Question

A man of $60\,Kg$ gets $1000\,cal$of heat by eating $5$ mangoes. His efficiency is $28\,$%. To what height he can jump by using this energy.
(A) $2\,m$
(B) $20\,m$
(C) $28\,m$
(D) $0.2\,m$

Answer 1

Hint: Use the work done and energy stored to find the work can be done by the man after gaining some energy. The substitute the value of work done in the gravitational potential energy formula to know the value of the height of the jump.

Useful formula:
(1) Work done in terms of efficiency is
$W = E \times \eta $
Where $W$ is the work done, $E$ is the energy stored by the man after eating mangoes and $\eta $ is the efficiency of the man.
(2) Work done by the man is
$W = mgh$
Where $m$ is the mass of the man, $g$ is the gravitational force and $h$ is the height that the man can jump by using the energy.

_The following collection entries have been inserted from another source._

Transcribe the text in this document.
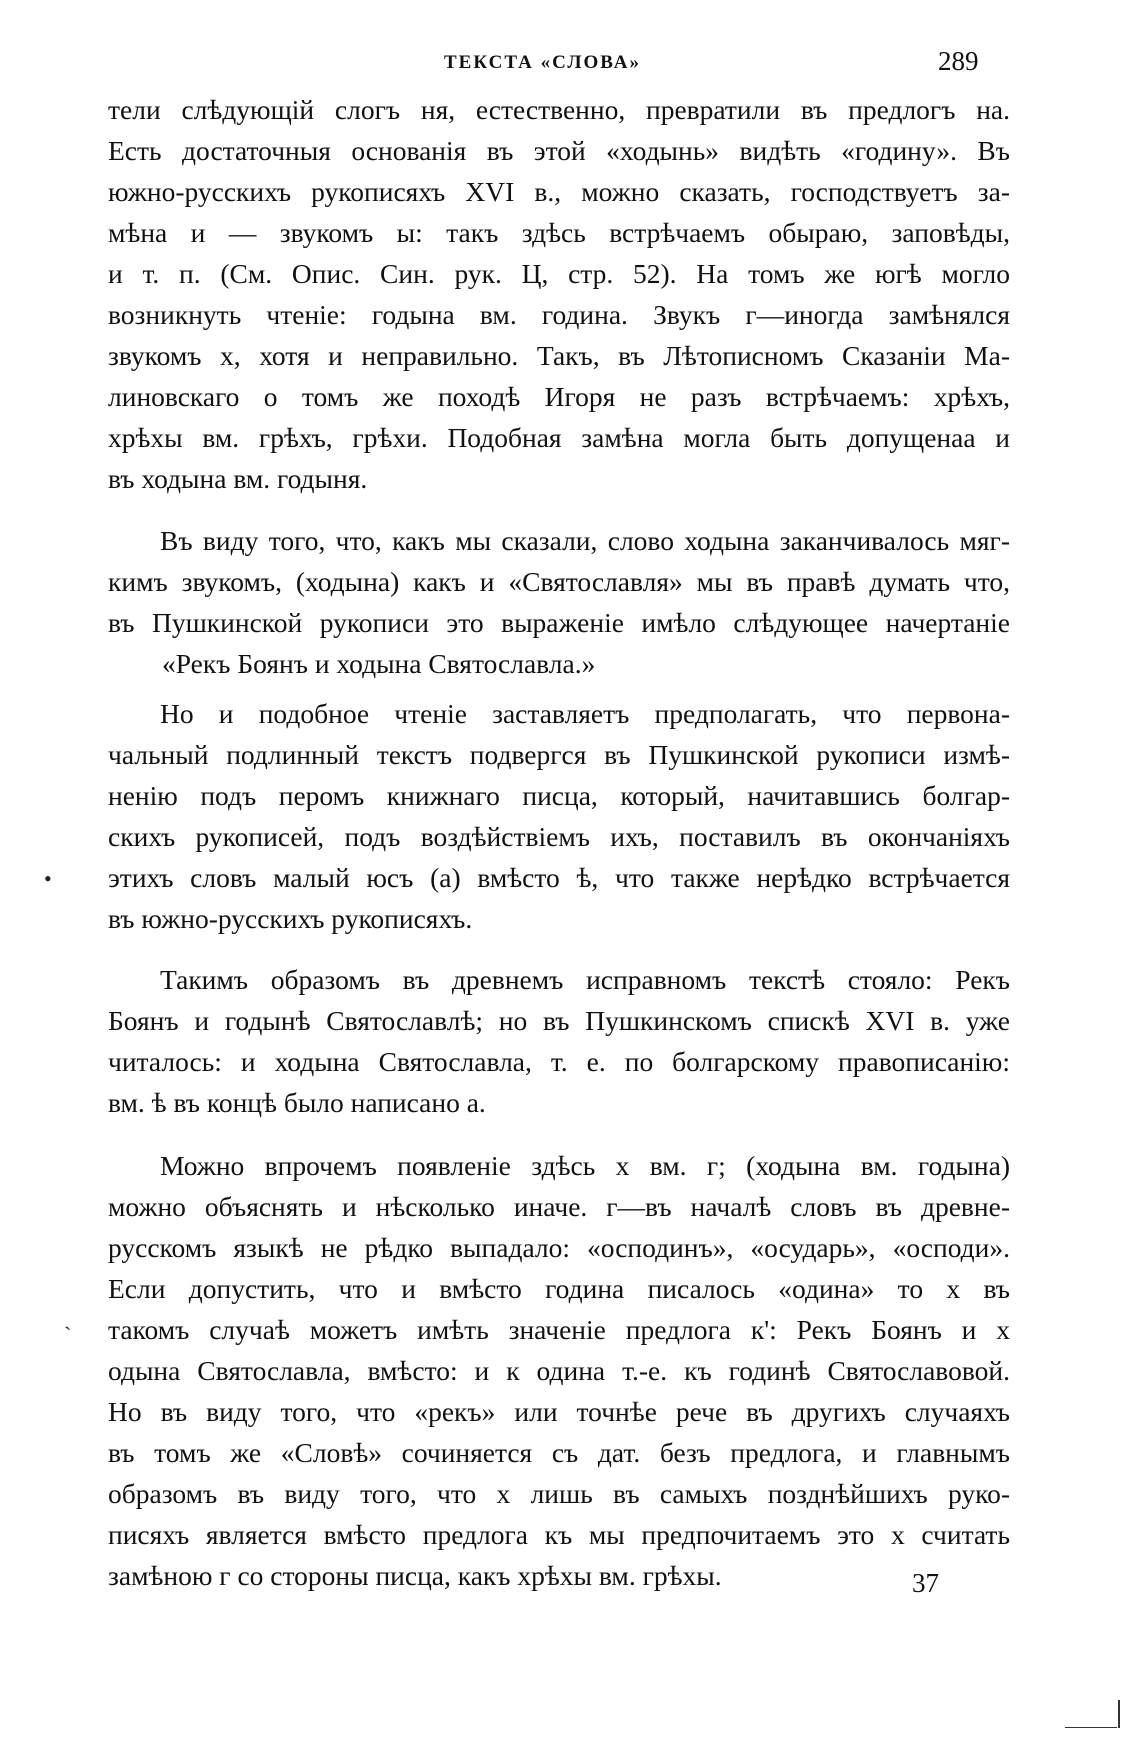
ТЕКСТА «СЛОВА»	289
тели слѣдующій слогъ ня, естественно, превратили въ предлогъ на.
Есть достаточныя основанія въ этой «ходынь» видѣть «годину». Въ
южно-русскихъ рукописяхъ XVI в., можно сказать, господствуетъ за-
мѣна и — звукомъ ы: такъ здѣсь встрѣчаемъ обыраю, заповѣды,
и т. п. (См. Опис. Син. рук. Ц, стр. 52). На томъ же югѣ могло
возникнуть чтеніе: годына вм. година. Звукъ г—иногда замѣнялся
звукомъ х, хотя и неправильно. Такъ, въ Лѣтописномъ Сказаніи Ма-
линовскаго о томъ же походѣ Игоря не разъ встрѣчаемъ: хрѣхъ,
хрѣхы вм. грѣхъ, грѣхи. Подобная замѣна могла быть допущенаа и
въ ходына вм. годыня.
Въ виду того, что, какъ мы сказали, слово ходына заканчивалось мяг-
кимъ звукомъ, (ходына) какъ и «Святославля» мы въ правѣ думать что,
въ Пушкинской рукописи это выраженіе имѣло слѣдующее начертаніе
«Рекъ Боянъ и ходына Святославла.»
Но и подобное чтеніе заставляетъ предполагать, что первона-
чальный подлинный текстъ подвергся въ Пушкинской рукописи измѣ-
ненію подъ перомъ книжнаго писца, который, начитавшись болгар-
скихъ рукописей, подъ воздѣйствіемъ ихъ, поставилъ въ окончаніяхъ
этихъ словъ малый юсъ (а) вмѣсто ѣ, что также нерѣдко встрѣчается
въ южно-русскихъ рукописяхъ.
Такимъ образомъ въ древнемъ исправномъ текстѣ стояло: Рекъ
Боянъ и годынѣ Святославлѣ; но въ Пушкинскомъ спискѣ XVI в. уже
читалось: и ходына Святославла, т. е. по болгарскому правописанію:
вм. ѣ въ концѣ было написано а.
Можно впрочемъ появленіе здѣсь х вм. г; (ходына вм. годына)
можно объяснять и нѣсколько иначе. г—въ началѣ словъ въ древне-
русскомъ языкѣ не рѣдко выпадало: «осподинъ», «осударь», «осподи».
Если допустить, что и вмѣсто година писалось «одина» то х въ
такомъ случаѣ можетъ имѣть значеніе предлога к': Рекъ Боянъ и х
одына Святославла, вмѣсто: и к одина т.-е. къ годинѣ Святославовой.
Но въ виду того, что «рекъ» или точнѣе рече въ другихъ случаяхъ
въ томъ же «Словѣ» сочиняется съ дат. безъ предлога, и главнымъ
образомъ въ виду того, что х лишь въ самыхъ позднѣйшихъ руко-
писяхъ является вмѣсто предлога къ мы предпочитаемъ это х считать
замѣною г со стороны писца, какъ хрѣхы вм. грѣхы.	37
•
ˋ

Complete step by step solution:
Given data from the question are
Weight of the man, $m = 60\,Kg$
Number of mangoes that man ate, $n = 5$
Efficiency of the man, $\eta = 28\,\% $
Energy gained by the man after eating mangoes, $E = 1000\,cal$
By using the formula (1)
$W = E \times \eta $
$W = 1000\,cal \times \left( {\dfrac{{28}}{{100}}} \right)$
Converting calories to joules, such that $1\,cal = 4.184\,J$
$W = 4.184 \times \dfrac{{28}}{{100}} \times 1000$
By doing the arithmetic operation,
$W = 1171.5\,J$
Substituting the value of work done in the formula (2)
$W = mgh$
Substitute the values of mass and gravitational force (9.81) in the above equation
$1171.5 = 60 \times 9.81 \times h$
By further simplification,
$h = 2\,m$
Hence after eating $5$mangoes, the man can jump to a height of $2\,m$.

Thus the option (A) is correct.

Note: The formula (2) $W = mgh$ is used because the work is done against the force of gravity. The man jumps, since jumping is the action that takes place against the earth’s gravitational force. This formula is substituted as Gravitational potential energy $\Delta PE$.